Web-ex is not necessary if you are able to connect via Outlook Desktop to the server. However, if you can connect your server to internet and share its IP address and POP3 and IMAP port numbers with us, we can test the case at our end and share our findings with you. We appreciate your cooperation in this regard and will be able to help you for resolving this critical issue.

Hi kashif,

Unfortunately as I mentioned our server is not on Internet so sharing IP can’t help.
Can you please help us to share your views regarding failure of API ?

Thanks.

@peeyushd,

Unfortunately, further details are not available with us about the exact reason for this behaviour. We have logged this issue as EMAILNET-39067 for further investigation at our end and will update you here once there is some information available in this regard.

Hello Kashif,

Just wanted to update you that the issue now has been resolved by updating the exchange server configurations. We found few more configurations upgrade which we performed on the server which now resolved the issue.
Now our application is communicating the server over TLS 1.2 and all POP3 and IMAP APIs are working fine.

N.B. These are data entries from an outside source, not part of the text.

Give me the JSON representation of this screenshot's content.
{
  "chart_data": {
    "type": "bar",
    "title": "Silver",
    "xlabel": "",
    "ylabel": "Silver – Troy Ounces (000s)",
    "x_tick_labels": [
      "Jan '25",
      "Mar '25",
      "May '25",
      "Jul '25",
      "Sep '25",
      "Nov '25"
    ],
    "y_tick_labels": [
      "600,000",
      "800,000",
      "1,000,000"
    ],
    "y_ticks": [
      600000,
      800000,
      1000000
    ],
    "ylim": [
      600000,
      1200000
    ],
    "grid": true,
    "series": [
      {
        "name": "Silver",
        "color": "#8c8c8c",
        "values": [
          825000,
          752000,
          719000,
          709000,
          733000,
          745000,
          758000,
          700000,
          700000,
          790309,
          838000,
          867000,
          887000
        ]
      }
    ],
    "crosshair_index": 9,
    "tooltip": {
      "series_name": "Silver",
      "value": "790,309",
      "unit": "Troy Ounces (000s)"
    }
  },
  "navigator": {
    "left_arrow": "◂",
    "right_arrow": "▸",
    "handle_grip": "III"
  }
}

Thanks for all the support you provided.
Highly appreciated !!

Thanks.

@peeyushd,

That’s indeed good news to hear. If you are satisfied, should we close the issue ticket at our end? You can also share the configuration details with us here for further reference of other users if you think so.

Thanks Kasif,

Sure you can now close the ticket.
I will definitely get the configuration details and shared those.

Thanks.

You are welcome.

Hello.
It seems like we have the same situation. Could you please share you configuration details or write the root points for checking.
Thank you

@cap.aspose,

The setting was in fact done by @peeyushd on his end. @peeyushd can you please be kind enough to share your feedback related to configurations on your end.